With this in mind, I think Buffett can have the following companies on his radar, and he can afford them all.
1. Hershey (NYSE:HSY)
Hershey has a valuation of about $20 billion. The company is a global leader in the candy space, and it is growing its business at a reasonable pace. It satisfies the above criteria. First, it is easy to understand: it makes and sells candy. Second, it has a lot of brand power (even if we don’t eat Hershey products we are all familiar with them). Third, the company isn’t “hot.” It flies under the radar, and in fact the stock has been extremely weak since it peaked in February at $109/share (it trades at $90/share now). Finally, Hershey has a predictable business—we can be pretty sure that people will be eating candy in the future, and given Hershey’s leadership role in the space Hershey is positioned to grow in this time frame. With this in mind Hershey could be on Buffett’s radar.
2. Mosaic (NYSE:MOS)
Mosaic has a valuation of $18 billion. It is a leader in the fertilizer space with an emphasis on phosphates—a kind of fertilizer that is essential to growing crops and that is predominantly found in West Africa. Fertilizer is an essential commodity, and Mosaic is a company that fits Buffett’s criteria. First it is easy to understand: the company mines for phosphate and potash and sells them to farmers. Second, it has an economic moat—Mosaic owns some of the biggest and most profitable fertilizer mines in the world that have extremely long lives, and it has a well-established distribution network in the United States and a growing one in Latin America. Third, the stock has been down over the past few years as fertilizer prices have fallen—but this doesn’t detract from the product’s importance to the global economy. Finally, it is predictable: Mosaic will likely be producing fertilizer twenty years from now, and much of this will be at currently producing mines.

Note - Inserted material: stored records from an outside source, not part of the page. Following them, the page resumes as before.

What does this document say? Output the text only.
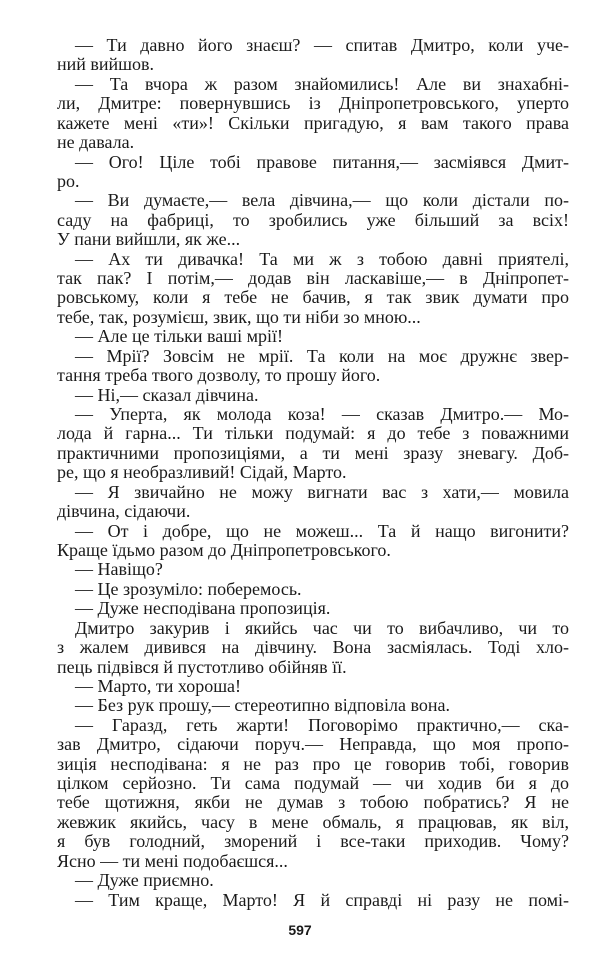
— Ти давно його знаєш? — спитав Дмитро, коли уче-
ний вийшов.
— Та вчора ж разом знайомились! Але ви знахабні-
ли, Дмитре: повернувшись із Дніпропетровського, уперто
кажете мені «ти»! Скільки пригадую, я вам такого права
не давала.
— Ого! Ціле тобі правове питання,— засміявся Дмит-
ро.
— Ви думаєте,— вела дівчина,— що коли дістали по-
саду на фабриці, то зробились уже більший за всіх!
У пани вийшли, як же...
— Ах ти дивачка! Та ми ж з тобою давні приятелі,
так пак? І потім,— додав він ласкавіше,— в Дніпропет-
ровському, коли я тебе не бачив, я так звик думати про
тебе, так, розумієш, звик, що ти ніби зо мною...
— Але це тільки ваші мрії!
— Мрії? Зовсім не мрії. Та коли на моє дружнє звер-
тання треба твого дозволу, то прошу його.
— Ні,— сказал дівчина.
— Уперта, як молода коза! — сказав Дмитро.— Мо-
лода й гарна... Ти тільки подумай: я до тебе з поважними
практичними пропозиціями, а ти мені зразу зневагу. Доб-
ре, що я необразливий! Сідай, Марто.
— Я звичайно не можу вигнати вас з хати,— мовила
дівчина, сідаючи.
— От і добре, що не можеш... Та й нащо вигонити?
Краще їдьмо разом до Дніпропетровського.
— Навіщо?
— Це зрозуміло: поберемось.
— Дуже несподівана пропозиція.
Дмитро закурив і якийсь час чи то вибачливо, чи то
з жалем дивився на дівчину. Вона засміялась. Тоді хло-
пець підвівся й пустотливо обійняв її.
— Марто, ти хороша!
— Без рук прошу,— стереотипно відповіла вона.
— Гаразд, геть жарти! Поговорімо практично,— ска-
зав Дмитро, сідаючи поруч.— Неправда, що моя пропо-
зиція несподівана: я не раз про це говорив тобі, говорив
цілком серйозно. Ти сама подумай — чи ходив би я до
тебе щотижня, якби не думав з тобою побратись? Я не
жевжик якийсь, часу в мене обмаль, я працював, як віл,
я був голодний, зморений і все-таки приходив. Чому?
Ясно — ти мені подобаєшся...
— Дуже приємно.
— Тим краще, Марто! Я й справді ні разу не помі-
597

3. McCormick & Company (NYSE:MKC)
McCormick has a $9 billion valuation. It is a leading seller of spices and it fits perfectly in Buffett’s portfolio even if it is a bit small relative to Berkshire’s $320 billion valuation. First, it is an easy business to understand: the company produces and sells something that can be found in virtually every household. Second, it has brand recognition: McCormick may not have the immediate brand recognition of Apple (NASDAQ:AAPL) or Coca Cola but it is by far the leader in its industry. Third, it is a company that flies under the radar and shares have been weak as of late. Finally it is hard to imagine that people won’t be using spices for many years to come, and it is also hard to believe that McCormick won’t be supplying a great deal of these, making it an excellent target for Buffett.
Disclosure: Ben Kramer-Miller is long Mosaic.